Omarrr

On our Ingrained Mechanophobia

A few months ago I attended a talk at SXSW titled Humans vs Machines: A Cognitive Revolution. Being the progressive place that SX is (or so I thought), I was hoping to hear some ideas about the thinking processes of humans and machines. Oh, boy…

What I heard was the exact opposite of what I was expecting. To put it briefly, the speaker’s point was that since computers can’t be creative”, humans should leave all dirty work to them. Humans should dedicate themselves to the fine arts and those elevated activities of the mind and spirit. The speaker was so convinced that machines could not be creative that he never even explained why he thought so. Like many others, he assumed that machines are just a bunch of metal and gears put together and that nothing that was not there to begin with can arise from such basic components.
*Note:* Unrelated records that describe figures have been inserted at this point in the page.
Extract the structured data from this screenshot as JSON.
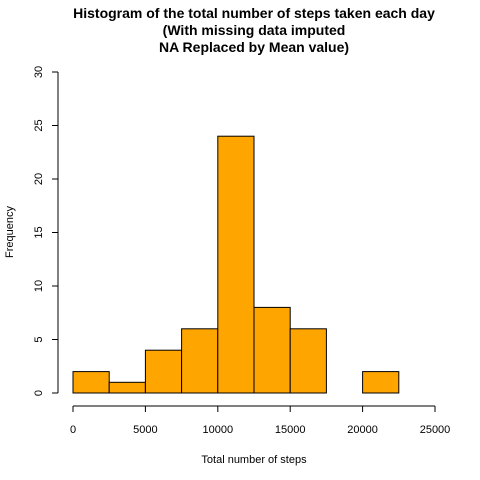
{
  "chart_data": {
    "type": "bar",
    "title_lines": [
      "Histogram of the total number of steps taken each day",
      "(With missing data imputed",
      "NA Replaced by Mean value)"
    ],
    "xlabel": "Total number of steps",
    "ylabel": "Frequency",
    "bin_edges": [
      0,
      2500,
      5000,
      7500,
      10000,
      12500,
      15000,
      17500,
      20000,
      22500
    ],
    "values": [
      2,
      1,
      4,
      6,
      24,
      8,
      6,
      0,
      2
    ],
    "xlim": [
      0,
      25000
    ],
    "ylim": [
      0,
      30
    ],
    "x_ticks": [
      0,
      5000,
      10000,
      15000,
      20000,
      25000
    ],
    "y_ticks": [
      0,
      5,
      10,
      15,
      20,
      25,
      30
    ],
    "bar_color": "#FFA500",
    "grid": false,
    "legend": "none"
  }
}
That line of thinking is a clear example of our ingrained mechanophobia or fear of machines. We love machines for all they can do for us but deep down we hate them for what they might become.

Mechanophobia

Machines will become our most faithful servant”

That quote above is from the same talk and also what I call wishful thinking. I’m a rationalist materialist. This is it. Matter is all there is. We might not know what matter is (and some believe is ethereal information) but matter is all there is. We are matter, so are machines. We think, therefore matter thinks, and therefore, so machines will one day think.

One last note

This mechanophobia is so ingrained, it’s everywhere. I was just reading about the completely unrelated topic of web design and there it was staring back at me once again:

No machine will ever A/B test its way to a more meaningful relationship. —How to survive the digital apocalypse

Actually, if machines ever care to create a meaningful relationship with humans, it’s very likely that they will do so by trial and error. A/B testing would be a great idea in that regards.